An Aldridge Bros. label on the reverse (verso) of a piece of artwork means that the item was framed, restored, exhibition space, or sold through his shops. Hundreds of different artist's work came through his shops. The names and address on the label gives a clue to when and where the picture was sorted. If the label only had 35 Warwick Street on it this was likely to be pre-1925. If it had no 4 Arcade or both addresses it had to be post 1925 as the shop arcade shop only opened then. Some had the shop name 'The Little Gallery' which was the shop at Warwick street. This though does not date the painting or the artist as it could have been reframed, resorted or just sold there. The 'holy grail' would be a signed painting by him and a label from his shop.

He made visits aboard, most common were Holland (Netherlands), Egypt and Venice.

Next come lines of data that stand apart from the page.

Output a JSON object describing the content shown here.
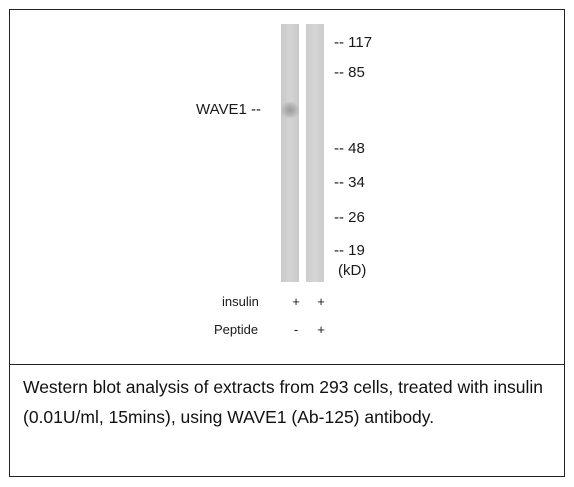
{
  "blot": {
    "protein_label": "WAVE1 --",
    "markers": [
      "-- 117",
      "-- 85",
      "-- 48",
      "-- 34",
      "-- 26",
      "-- 19"
    ],
    "unit": "(kD)",
    "rows": [
      {
        "label": "insulin",
        "lane1": "+",
        "lane2": "+"
      },
      {
        "label": "Peptide",
        "lane1": "-",
        "lane2": "+"
      }
    ]
  },
  "caption": "Western blot analysis of extracts from 293 cells, treated with insulin (0.01U/ml, 15mins), using WAVE1 (Ab-125) antibody."
}
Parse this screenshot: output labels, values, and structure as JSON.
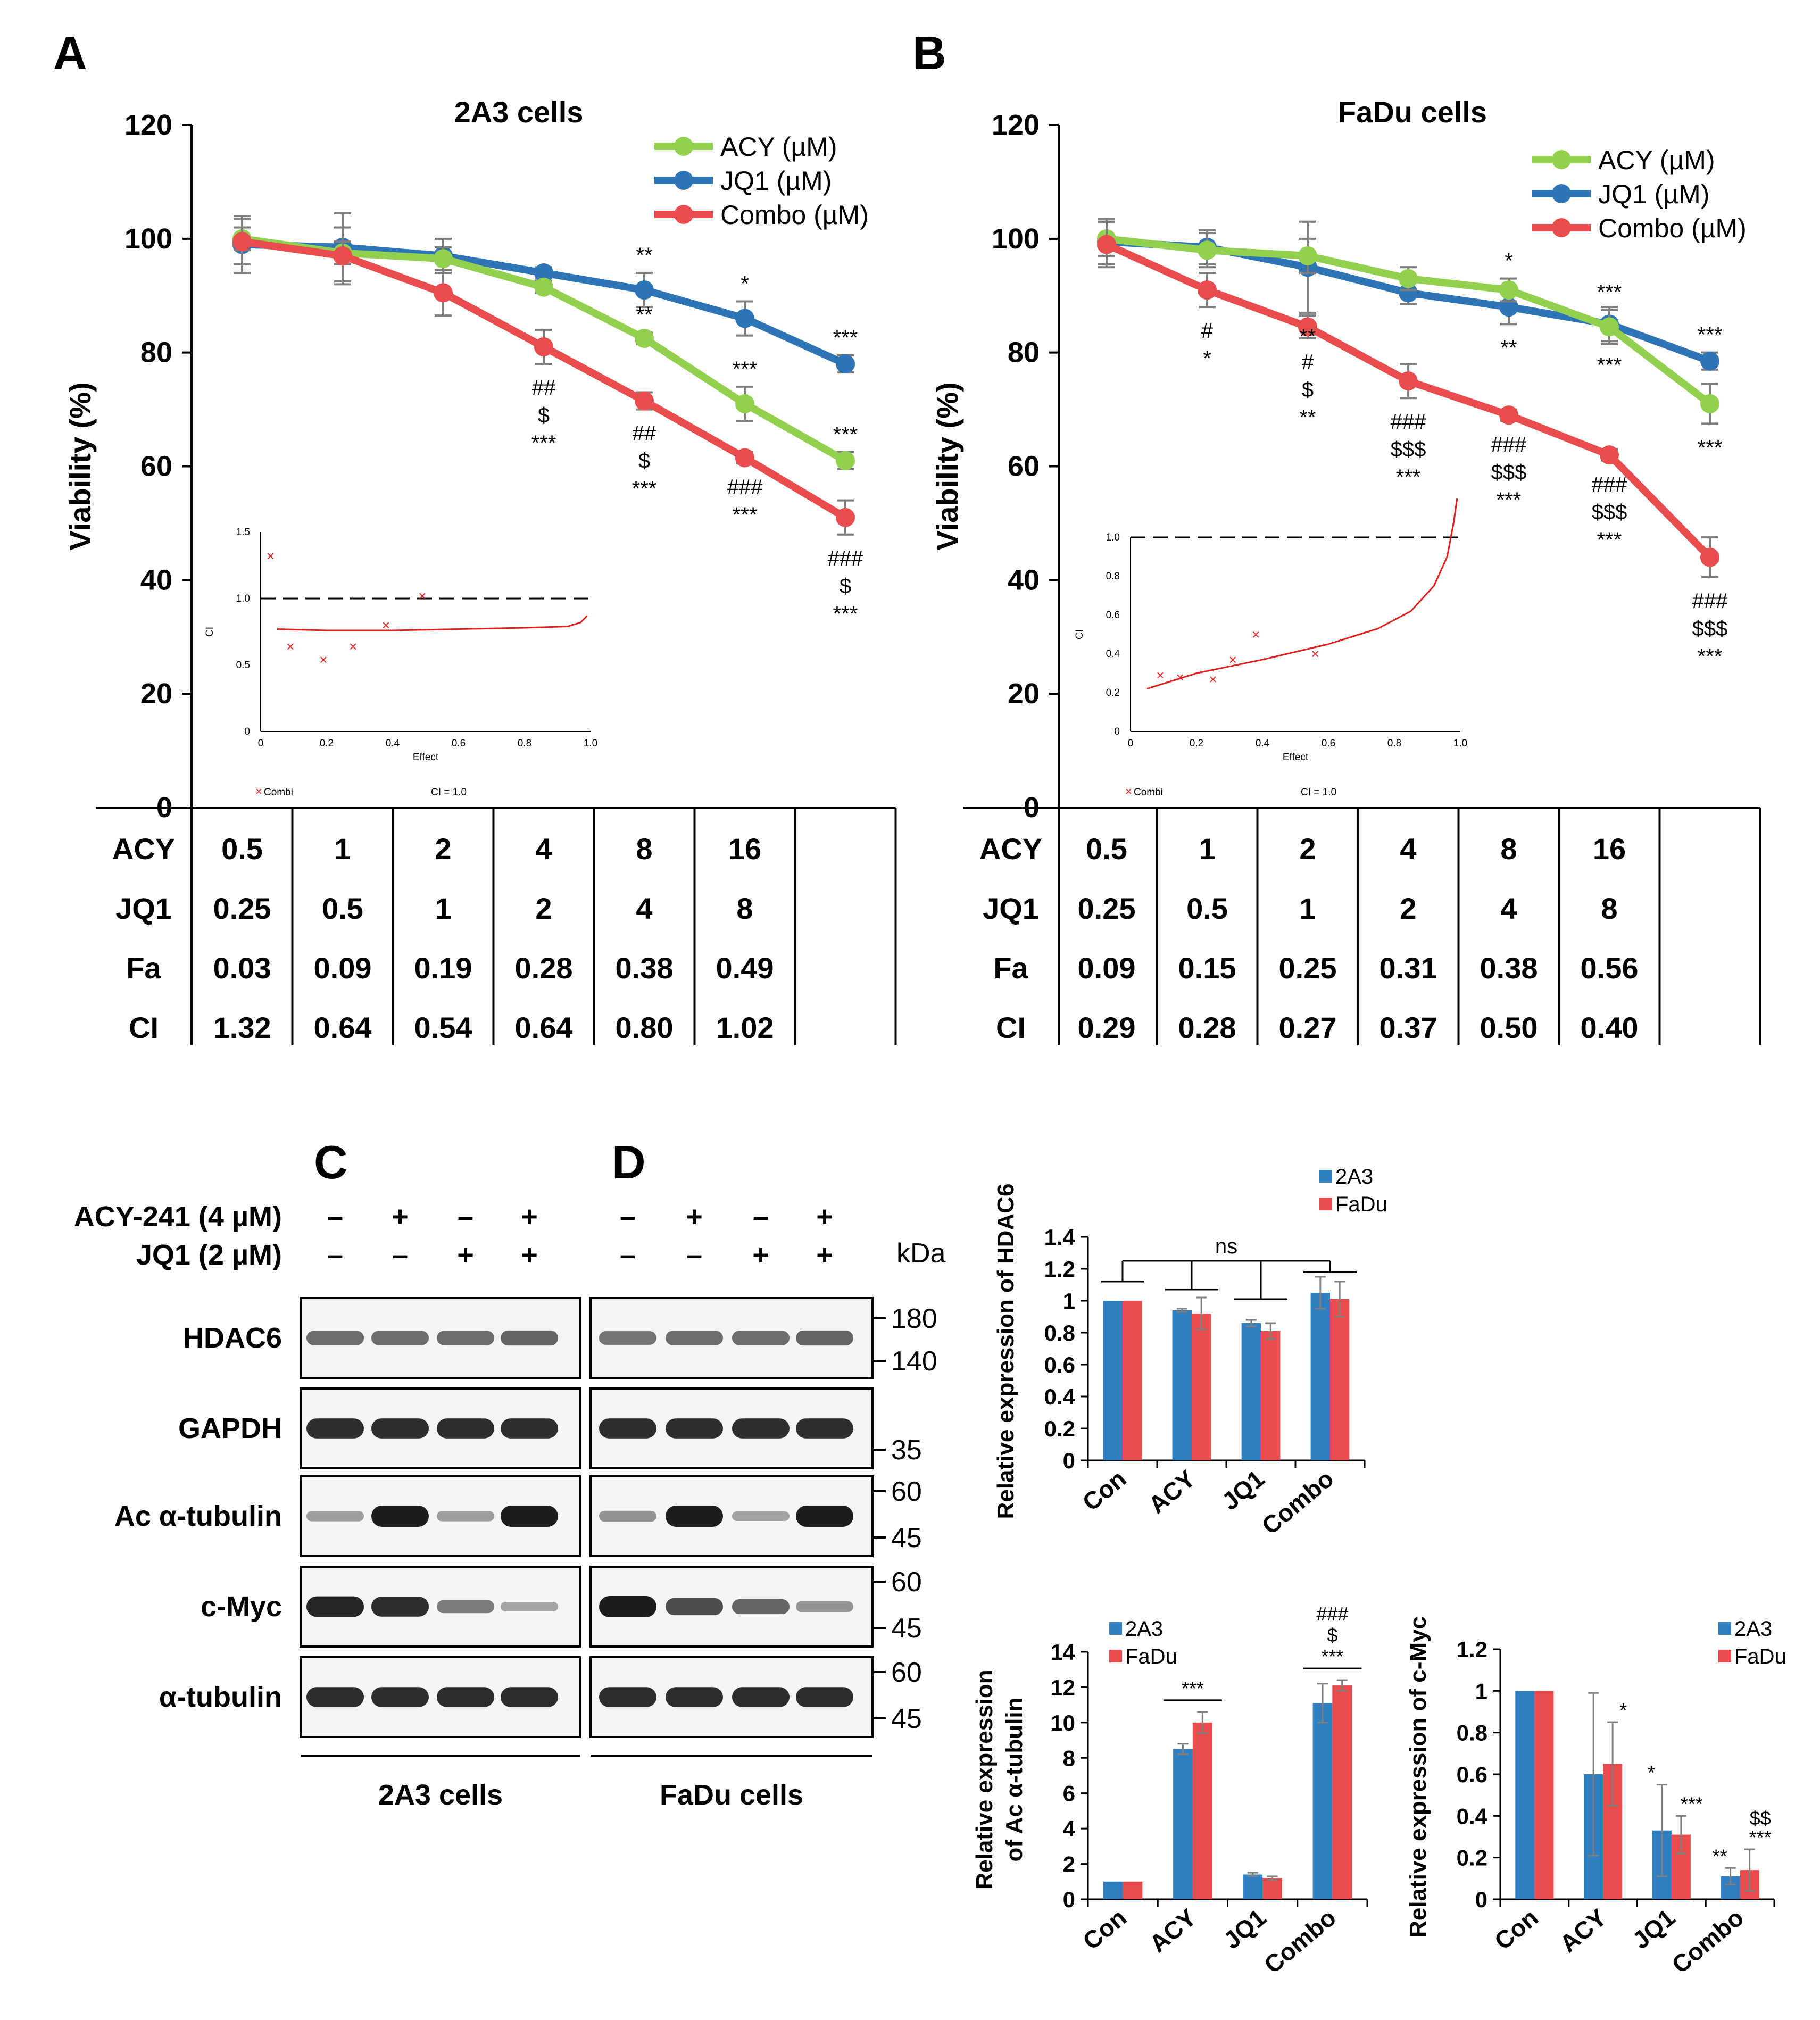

In Egypt 1898 and 1911 his paintings include a pair of watercolours titled 'Cairo & Bizeh' (now Giza) , a watercolour titled 'Pyramids at Gizeh and Arab village' a view of Giza plateau and pyramids, and 'Cairo' a signed watercolour from the Nile looking onto the Egyptian landscape dated Feb 1898. In Holland some of his notable painting include were 'Evening at Dordrecht' signed and dated 1922 and 'A Dutch Creek' signed and dated 1908. He had a affinity with windmills as seen by these paintings. He loved Venice and painting many around here. His notable paintings include 'off Venice' exhibition at Elands Art Gallery, Exeter and many of the Lagoon at Venice.

Many of his notable pictures involve the areas of Littlehampton and Shoreham. These involve either ships/ boats around the harbour / port itself or areas leading into these areas.

Sailing in Shoreham harbour at dusk
Sailing into Shoreham harbour
In Shoreham harbour
Titled on painting 'off Shoreham'
Mistletoe steam paddle tug guiding ship into Shoreham harbour
Stella steam paddle tug guiding ship into Shoreham harbour
Littlehampton Harbour found in Littlehampton Museum
Jumna iron steam paddle tug with ship 'on the Arun' towards Littlehampton harbour
In Littlehampton Harbour titled 'Littlehampton'. 1 of pair
Moored up in Littlehampton Harbour. 1 of pair.

He attended Cowes Week many times over a period of around fifty-years.